A record 3,133 amendments to the proposed regulation were tabled in the Civil Liberties Committee. Together with the amendments tabled in their opinions by the Industry Committee (417), the Internal Market Committee (226), the Employment Committee (27) and the Legal Affairs Committee (196), they make a total of 3,999 amendments. This is the highest number of amendments to a single legislative file ever tabled in Parliament.
Parliament's political groups negotiated 91 compromise amendments, combining those already tabled, in order to make it easier to vote on the regulation.
673 amendments to the draft directive were tabled in the Civil Liberties Committee. Together with the amendments tabled by the Legal Affairs Committee in its opinion (98), they make a total of 771 amendments.
Parliament's political groups negotiated 64 compromise amendments, combining those already tabled, in order to make it easier to vote on the directive.
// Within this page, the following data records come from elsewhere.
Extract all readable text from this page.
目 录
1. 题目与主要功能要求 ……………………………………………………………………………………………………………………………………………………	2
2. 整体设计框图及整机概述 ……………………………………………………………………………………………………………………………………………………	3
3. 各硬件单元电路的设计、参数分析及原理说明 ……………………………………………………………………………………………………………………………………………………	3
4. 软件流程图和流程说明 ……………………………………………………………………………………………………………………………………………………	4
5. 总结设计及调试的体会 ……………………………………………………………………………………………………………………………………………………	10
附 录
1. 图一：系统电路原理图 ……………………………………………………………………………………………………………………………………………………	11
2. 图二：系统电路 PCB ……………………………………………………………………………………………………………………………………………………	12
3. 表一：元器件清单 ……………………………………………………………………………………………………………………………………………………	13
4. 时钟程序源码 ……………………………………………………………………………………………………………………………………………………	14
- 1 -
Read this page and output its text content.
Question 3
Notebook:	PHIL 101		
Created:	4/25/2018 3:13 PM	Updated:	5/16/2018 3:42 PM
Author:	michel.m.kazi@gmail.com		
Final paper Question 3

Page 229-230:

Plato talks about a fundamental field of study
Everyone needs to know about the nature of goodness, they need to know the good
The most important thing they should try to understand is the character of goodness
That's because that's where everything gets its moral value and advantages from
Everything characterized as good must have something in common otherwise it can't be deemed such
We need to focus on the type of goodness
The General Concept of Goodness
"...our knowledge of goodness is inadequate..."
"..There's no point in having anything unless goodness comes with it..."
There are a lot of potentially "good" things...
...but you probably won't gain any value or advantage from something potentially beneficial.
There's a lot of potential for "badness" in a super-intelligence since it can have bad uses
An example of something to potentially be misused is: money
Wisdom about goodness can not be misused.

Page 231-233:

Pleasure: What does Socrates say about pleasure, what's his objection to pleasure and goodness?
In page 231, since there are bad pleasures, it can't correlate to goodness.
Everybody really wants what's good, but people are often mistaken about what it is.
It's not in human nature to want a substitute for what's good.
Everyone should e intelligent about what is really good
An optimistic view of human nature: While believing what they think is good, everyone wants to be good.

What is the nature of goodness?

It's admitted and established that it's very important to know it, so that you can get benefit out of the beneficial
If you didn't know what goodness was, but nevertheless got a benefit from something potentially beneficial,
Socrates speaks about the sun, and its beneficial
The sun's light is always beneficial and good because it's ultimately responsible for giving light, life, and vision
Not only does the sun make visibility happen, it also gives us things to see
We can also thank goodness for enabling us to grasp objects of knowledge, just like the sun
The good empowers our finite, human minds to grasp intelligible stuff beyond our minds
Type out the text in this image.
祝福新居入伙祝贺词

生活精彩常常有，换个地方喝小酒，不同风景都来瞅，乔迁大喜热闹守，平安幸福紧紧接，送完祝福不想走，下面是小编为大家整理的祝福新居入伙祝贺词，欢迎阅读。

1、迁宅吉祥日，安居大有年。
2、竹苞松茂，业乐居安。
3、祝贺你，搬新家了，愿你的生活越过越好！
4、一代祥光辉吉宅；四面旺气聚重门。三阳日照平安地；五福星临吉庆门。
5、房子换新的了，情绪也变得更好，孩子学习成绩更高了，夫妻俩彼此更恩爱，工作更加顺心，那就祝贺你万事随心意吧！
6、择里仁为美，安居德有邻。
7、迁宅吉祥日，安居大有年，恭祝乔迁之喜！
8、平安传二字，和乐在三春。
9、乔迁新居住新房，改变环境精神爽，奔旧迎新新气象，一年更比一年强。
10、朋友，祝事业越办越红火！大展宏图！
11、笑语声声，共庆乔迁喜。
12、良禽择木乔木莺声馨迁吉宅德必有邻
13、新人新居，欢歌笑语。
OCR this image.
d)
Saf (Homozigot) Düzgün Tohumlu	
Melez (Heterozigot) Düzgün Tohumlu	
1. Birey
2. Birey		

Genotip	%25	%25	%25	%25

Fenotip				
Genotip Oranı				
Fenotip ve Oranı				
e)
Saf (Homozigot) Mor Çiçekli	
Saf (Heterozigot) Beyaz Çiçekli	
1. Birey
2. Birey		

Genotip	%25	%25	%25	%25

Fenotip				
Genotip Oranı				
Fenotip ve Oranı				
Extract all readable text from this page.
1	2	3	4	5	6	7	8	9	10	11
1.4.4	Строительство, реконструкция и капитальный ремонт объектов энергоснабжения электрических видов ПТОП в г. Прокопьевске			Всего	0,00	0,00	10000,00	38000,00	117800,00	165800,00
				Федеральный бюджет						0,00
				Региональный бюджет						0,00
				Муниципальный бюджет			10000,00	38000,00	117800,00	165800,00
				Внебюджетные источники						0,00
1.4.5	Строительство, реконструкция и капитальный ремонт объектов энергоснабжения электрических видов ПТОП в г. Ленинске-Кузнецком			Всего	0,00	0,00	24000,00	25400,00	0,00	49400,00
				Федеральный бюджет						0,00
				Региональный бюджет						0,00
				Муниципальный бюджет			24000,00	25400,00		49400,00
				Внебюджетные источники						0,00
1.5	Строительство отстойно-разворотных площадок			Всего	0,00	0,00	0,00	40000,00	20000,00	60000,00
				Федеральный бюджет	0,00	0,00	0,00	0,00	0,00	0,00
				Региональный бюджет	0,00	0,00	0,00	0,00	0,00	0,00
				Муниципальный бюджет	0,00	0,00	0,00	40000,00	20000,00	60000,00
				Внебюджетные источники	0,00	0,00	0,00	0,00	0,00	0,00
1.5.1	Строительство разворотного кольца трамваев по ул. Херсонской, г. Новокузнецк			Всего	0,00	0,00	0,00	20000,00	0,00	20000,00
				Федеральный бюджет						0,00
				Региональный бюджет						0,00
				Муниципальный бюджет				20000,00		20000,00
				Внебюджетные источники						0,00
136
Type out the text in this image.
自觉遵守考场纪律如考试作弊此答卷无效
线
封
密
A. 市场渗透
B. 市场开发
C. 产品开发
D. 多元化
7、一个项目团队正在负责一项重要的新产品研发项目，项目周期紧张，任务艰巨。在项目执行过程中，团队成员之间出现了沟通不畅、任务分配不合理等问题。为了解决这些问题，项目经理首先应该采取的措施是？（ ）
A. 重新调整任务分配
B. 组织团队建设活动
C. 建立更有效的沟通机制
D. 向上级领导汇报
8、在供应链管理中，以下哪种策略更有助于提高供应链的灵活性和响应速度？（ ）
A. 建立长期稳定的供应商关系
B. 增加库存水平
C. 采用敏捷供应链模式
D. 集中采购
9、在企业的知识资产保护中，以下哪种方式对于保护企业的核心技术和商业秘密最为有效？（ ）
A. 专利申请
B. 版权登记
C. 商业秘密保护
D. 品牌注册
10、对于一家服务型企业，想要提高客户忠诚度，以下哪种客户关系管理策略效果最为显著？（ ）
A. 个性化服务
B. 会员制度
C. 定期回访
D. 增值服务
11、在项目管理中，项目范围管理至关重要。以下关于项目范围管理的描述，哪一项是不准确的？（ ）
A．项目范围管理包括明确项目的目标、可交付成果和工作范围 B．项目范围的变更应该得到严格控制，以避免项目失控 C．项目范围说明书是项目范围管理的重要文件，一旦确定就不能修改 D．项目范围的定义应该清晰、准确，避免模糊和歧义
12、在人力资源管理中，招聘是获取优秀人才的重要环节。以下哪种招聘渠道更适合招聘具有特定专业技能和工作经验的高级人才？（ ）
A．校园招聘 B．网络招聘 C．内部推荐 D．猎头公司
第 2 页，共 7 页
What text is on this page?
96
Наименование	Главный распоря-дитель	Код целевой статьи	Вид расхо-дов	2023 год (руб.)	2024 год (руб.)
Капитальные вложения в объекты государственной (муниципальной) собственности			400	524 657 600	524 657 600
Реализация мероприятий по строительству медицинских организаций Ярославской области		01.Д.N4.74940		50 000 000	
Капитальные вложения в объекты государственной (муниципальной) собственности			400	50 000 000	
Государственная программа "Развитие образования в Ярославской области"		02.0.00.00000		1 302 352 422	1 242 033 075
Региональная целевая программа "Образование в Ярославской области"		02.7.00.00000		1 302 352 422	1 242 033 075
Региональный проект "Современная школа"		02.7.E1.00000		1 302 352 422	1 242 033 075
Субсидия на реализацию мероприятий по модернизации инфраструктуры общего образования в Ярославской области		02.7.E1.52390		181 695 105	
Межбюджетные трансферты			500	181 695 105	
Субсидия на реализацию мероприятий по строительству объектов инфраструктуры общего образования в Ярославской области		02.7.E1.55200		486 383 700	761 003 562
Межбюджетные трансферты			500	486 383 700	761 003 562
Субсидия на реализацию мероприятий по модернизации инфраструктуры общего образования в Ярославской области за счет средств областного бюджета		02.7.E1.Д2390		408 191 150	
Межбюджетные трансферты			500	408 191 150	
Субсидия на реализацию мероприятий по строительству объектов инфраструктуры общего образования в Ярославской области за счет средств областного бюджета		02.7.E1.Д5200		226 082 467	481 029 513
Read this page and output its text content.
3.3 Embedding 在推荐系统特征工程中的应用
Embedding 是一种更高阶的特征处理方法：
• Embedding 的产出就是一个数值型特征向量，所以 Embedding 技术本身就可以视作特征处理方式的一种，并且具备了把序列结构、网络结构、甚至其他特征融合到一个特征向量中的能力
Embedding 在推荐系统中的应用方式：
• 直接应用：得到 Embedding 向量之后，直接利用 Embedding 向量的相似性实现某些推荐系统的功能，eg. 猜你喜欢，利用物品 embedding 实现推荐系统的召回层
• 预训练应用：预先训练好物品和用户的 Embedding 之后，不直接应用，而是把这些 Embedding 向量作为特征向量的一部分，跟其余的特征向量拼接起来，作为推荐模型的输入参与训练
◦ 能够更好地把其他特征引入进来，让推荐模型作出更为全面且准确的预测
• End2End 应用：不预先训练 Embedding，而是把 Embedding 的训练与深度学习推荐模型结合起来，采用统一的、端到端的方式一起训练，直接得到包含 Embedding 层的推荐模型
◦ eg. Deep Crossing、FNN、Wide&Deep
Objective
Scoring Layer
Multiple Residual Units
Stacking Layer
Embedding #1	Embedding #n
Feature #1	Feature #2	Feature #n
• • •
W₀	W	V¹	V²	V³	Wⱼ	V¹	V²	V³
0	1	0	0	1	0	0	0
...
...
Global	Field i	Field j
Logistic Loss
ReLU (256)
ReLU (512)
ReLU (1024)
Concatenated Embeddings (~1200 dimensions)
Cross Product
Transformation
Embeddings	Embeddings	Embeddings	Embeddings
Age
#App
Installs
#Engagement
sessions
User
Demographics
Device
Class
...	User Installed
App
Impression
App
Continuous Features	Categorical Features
The voting list for the regulation has 261 pages and the one for the directive has 57 pages (a total of 318 pages).
By the time of the plenary vote in March 2014, the data protection reform had been debated for 20 months. The committee's official debates alone accounted for about 30 hours. Informal negotiations among political groups took around 250 hours.
Parliament's negotiating mandate for the regulation was adopted by 51 votes to 1, with 3 abstentions.
Parliament's negotiating mandate for the directive was adopted by 47 votes to 4, with 1 abstention.
Parliament's negotiating team for the regulation will be formed by Juan Fernando López Aguilar (S&D, ES) -Civil Liberties Committee Chair-, Jan Philipp Albrecht (rapporteur) and Axel Voss, Dimitrios Droutsas, Alexander Alvaro (ALDE, DE), Timothy Kirkhope (ECR, UK) and Cornelia Ernst (GUE/NGL, DE) as shadow rapporteurs.
Parliament's negotiating team for the directive will be formed by Juan Fernando López Aguilar -Civil Liberties Committee Chair-, Dimitrios Droutsas (rapporteur) and Axel Voss, Sophia in't Veld (ALDE, NL), Jan Philipp Albrecht, Timothy Kirkhope and Cornelia Ernst as shadow rapporteurs.
Parliament's negotiating team is ready to start negotiations with member states. The Council's Greek Presidency wants to have a negotiating mandate ready as soon as possible. Once the Council (EU member states) has agreed on a common position, the talks will start. Parliament aims is to reach an agreement before the end of 2014.
Once adopted, member states would have 2 years to bring the regulation into effect and transpose the directive into their national laws.